Cependant sur ses pas aux autels entraînée,
Égine, je sentis dans mon âme étonnée
Des transports inconnus que je ne conçus pas ;
Avec horreur enfin je me vis dans ses bras.
Cet hymen fut conclu sous un affreux augure ;
Égine, je voyais dans une nuit obscure,
Près d'Oedipe et de moi, je voyais des enfers
Les gouffres éternels à mes pieds entr'ouverts ;
De mon premier époux l'ombre pâle et sanglante
Dans cet abîme affreux paraissait menaçante ;
Il me montrait mon fils, ce fils qui dans mon flanc
Avait été formé de son malheureux sang ;
Ce fils dont ma pieuse et barbare injustice
Avait fait à nos dieux un secret sacrifice ;
De les suivre tous deux ils semblaient m'ordonner ;
Tous deux dans le Tartare ils semblaient m'entraîner.

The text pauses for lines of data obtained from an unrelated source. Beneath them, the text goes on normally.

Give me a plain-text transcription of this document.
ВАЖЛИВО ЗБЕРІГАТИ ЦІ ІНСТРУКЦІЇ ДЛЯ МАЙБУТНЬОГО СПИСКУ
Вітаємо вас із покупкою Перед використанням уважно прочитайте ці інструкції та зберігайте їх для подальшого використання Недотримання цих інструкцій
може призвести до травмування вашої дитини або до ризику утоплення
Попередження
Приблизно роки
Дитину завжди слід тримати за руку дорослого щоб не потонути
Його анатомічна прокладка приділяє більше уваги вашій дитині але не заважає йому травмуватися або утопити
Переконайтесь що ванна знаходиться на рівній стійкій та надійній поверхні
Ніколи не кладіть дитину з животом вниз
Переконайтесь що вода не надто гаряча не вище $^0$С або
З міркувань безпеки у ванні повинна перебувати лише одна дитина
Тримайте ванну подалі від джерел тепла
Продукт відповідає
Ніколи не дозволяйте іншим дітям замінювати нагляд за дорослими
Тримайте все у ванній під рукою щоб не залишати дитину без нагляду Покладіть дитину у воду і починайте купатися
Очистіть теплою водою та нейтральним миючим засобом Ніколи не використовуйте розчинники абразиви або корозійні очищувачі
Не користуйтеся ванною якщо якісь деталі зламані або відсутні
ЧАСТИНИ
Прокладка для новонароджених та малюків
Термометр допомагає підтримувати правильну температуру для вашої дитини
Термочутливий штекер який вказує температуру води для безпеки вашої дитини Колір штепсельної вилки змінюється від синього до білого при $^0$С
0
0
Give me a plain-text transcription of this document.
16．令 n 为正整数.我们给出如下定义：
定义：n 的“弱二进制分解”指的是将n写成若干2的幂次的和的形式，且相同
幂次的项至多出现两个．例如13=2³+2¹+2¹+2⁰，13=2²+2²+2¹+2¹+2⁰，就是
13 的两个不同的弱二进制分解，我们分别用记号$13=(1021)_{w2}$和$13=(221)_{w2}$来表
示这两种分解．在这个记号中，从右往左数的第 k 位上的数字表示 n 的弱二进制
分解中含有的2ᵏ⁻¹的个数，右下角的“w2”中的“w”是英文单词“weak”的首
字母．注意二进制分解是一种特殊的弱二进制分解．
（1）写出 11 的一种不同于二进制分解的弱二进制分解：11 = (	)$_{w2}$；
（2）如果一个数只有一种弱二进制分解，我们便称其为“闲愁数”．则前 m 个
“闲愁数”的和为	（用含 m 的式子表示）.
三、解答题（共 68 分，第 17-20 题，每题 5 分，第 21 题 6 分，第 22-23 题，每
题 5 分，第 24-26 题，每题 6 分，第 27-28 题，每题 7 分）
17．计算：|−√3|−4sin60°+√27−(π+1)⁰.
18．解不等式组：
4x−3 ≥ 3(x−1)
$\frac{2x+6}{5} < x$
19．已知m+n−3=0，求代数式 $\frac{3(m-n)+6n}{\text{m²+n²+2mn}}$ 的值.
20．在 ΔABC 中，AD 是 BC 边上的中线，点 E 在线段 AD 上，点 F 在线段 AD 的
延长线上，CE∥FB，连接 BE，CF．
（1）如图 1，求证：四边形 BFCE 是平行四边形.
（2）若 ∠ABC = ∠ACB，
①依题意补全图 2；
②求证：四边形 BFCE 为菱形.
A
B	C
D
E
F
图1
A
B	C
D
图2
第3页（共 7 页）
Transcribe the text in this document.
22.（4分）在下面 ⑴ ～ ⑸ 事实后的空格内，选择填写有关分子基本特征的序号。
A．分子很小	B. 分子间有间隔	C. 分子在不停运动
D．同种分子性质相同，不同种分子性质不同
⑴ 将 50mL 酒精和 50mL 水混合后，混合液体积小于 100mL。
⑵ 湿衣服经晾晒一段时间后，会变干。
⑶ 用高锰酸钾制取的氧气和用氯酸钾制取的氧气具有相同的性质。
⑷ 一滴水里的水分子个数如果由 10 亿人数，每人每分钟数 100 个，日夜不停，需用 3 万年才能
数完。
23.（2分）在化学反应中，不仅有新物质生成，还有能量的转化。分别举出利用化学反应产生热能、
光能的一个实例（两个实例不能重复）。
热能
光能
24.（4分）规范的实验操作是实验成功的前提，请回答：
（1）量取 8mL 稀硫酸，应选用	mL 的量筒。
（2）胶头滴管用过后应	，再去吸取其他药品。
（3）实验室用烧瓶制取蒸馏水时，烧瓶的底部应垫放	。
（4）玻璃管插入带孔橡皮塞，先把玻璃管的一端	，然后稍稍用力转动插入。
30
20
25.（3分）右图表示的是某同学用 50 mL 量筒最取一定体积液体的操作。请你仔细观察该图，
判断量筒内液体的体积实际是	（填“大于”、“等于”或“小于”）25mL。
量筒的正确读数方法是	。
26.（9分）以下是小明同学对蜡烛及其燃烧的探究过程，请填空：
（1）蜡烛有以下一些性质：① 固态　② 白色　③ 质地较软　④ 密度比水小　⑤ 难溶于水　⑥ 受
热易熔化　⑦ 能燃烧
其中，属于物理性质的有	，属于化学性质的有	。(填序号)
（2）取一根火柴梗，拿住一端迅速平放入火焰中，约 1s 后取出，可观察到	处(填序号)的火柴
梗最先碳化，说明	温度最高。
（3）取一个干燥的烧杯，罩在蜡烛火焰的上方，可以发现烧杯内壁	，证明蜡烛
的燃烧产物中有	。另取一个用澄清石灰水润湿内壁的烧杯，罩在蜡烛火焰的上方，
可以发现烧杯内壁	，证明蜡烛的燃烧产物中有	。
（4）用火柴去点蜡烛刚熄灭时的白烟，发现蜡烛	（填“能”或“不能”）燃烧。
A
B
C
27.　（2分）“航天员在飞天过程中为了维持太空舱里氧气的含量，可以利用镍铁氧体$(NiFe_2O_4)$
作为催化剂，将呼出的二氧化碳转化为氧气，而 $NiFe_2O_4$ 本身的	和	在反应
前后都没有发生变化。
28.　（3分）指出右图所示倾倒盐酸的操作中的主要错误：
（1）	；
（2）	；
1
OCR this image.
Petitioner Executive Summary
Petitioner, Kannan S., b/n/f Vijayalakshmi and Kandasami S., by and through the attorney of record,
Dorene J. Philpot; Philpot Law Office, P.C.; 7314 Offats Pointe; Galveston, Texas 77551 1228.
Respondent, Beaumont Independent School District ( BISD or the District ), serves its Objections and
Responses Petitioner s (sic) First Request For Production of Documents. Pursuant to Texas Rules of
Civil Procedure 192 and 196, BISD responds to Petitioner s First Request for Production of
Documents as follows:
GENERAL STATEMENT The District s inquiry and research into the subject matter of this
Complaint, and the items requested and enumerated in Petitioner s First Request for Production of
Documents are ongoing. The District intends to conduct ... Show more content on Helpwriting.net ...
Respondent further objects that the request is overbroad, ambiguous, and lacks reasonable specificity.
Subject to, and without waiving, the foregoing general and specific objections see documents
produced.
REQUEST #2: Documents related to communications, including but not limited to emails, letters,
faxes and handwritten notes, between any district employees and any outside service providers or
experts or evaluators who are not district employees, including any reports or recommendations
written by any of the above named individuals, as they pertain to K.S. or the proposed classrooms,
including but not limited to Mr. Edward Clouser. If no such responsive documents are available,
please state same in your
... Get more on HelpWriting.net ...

De sentiments confus mon âme possédée
Se présentait toujours cette effroyable idée ;
Et Philoctète encor trop présent dans mon cœur
De ce trouble fatal augmentait la terreur.

Égine
J'entends du bruit, on vient, je le vois qui s'avance.

Jocaste
C'est lui-même ; je tremble : évitons sa présence.